Indicators are starting to point in that direction.
In a surprise move, we’re now seeing prices drop on a handful of electric bicycles from popular electric bicycle brands.
After having raised prices on many models earlier this year, Rad Power Bikes is now lowering them again on several models.
The company’s most affordable model, the RadMission, had crept up to $1,099 but has since dropped back down to $999. Another of the brand’s popular models, the RadMini folding fat tire e-bike, had hovered at $1,499. But now the company has made the RadMini’s sale price of $1,299 permanent.
Juiced Bikes has also seen impressive price drops. When the company recently unveiled its new step-through version of the $2,499 CrossCurrent X commuter bike last month, the price was revealed as just $1,999 (albeit the new version had a slightly smaller battery).
And after raising the price of its popular Roadster V2 belt-drive e-bike from $995 to $1,095, Ride1Up has since modestly dropped the price to $1,045.
Why are e-bike prices beginning to drop?
The sudden increase in electric bicycle prices earlier this year was driven by several factors, but chief among them were skyrocketing shipping prices and a weakening dollar.
Shipping container prices have risen over fivefold in the last year or so.
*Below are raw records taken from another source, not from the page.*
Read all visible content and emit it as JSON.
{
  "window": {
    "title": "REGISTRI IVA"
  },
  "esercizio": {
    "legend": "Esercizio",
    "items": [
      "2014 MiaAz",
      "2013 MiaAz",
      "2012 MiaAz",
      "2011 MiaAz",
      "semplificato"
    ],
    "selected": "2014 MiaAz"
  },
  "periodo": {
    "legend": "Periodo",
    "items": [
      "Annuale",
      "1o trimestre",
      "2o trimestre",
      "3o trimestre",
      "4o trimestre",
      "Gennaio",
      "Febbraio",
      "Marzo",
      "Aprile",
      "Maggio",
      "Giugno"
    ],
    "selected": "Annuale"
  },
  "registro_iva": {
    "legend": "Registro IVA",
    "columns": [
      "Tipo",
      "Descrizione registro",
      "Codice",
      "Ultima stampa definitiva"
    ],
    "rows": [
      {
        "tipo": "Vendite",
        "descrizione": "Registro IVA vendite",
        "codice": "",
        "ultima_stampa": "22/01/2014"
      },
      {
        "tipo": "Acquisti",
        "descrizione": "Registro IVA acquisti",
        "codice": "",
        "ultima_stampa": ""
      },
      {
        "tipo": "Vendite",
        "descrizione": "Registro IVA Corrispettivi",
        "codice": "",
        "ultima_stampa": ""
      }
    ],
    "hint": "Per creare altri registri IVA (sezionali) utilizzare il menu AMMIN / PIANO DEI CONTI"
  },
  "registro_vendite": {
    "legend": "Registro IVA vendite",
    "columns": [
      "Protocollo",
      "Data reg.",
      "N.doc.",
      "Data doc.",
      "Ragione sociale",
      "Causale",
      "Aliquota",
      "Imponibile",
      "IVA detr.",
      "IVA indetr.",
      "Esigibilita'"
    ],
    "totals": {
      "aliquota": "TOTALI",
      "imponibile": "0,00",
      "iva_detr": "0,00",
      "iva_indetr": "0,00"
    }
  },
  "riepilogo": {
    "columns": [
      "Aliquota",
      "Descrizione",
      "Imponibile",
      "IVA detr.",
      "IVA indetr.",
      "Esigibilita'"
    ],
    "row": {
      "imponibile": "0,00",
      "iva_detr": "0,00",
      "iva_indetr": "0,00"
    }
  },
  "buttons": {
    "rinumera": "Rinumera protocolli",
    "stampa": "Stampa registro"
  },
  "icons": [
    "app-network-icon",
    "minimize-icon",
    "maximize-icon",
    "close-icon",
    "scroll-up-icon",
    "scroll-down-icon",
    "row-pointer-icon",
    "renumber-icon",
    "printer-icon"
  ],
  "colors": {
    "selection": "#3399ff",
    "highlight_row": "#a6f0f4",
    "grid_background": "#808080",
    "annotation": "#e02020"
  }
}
A typical 40HQ shipping container that can fit around 250 e-bikes has increased from approximately $4,500 to $20,000 on the popular East Asia to US West Coast route.
That price increased steadily over the last year, leaving many to worry that the end was nowhere in sight.
However, the last month has shown one of the first brief price decreases followed by a tenuous plateauing of shipping prices, as seen in the chart below. They’re still sky-high compared to a year ago, but the continuous increase in prices appears to have slowed or even temporarily halted.
That likely signals good news to e-bike companies who may be able to plan around more predictable shipping prices, at least in the short term.
At the same time, we’re seeing a similar story with the weakening dollar.
Compared to the Chinese yuan, the US dollar has been dropping in value fairly steadily over the past year.
However we’re beginning to see a plateau there as well, as you can see in the chart below.
After hitting a low point early in the summer, the US dollar has rebounded slightly against the Chinese yuan and appears to have somewhat stabilized compared to its period of precipitous drops.
While the price of the dollar is still down considerably compared to the Chinese yuan, a stabilization in that trend will also signify good news to US e-bike companies that do the bulk of their manufacturing in China or who rely heavily on batteries and motors from Chinese manufacturers.
World markets are still volatile, and that complicates both the long-term planning by electric bicycle manufacturers and the forecasting of prices by analysts.
But the signaling of several major manufacturers dropping prices on their e-bikes at a time when many of these companies are still supply-constrained is a good sign for consumers.
If current trends continue, we may just be looking at the first rays of light at the end of the tunnel.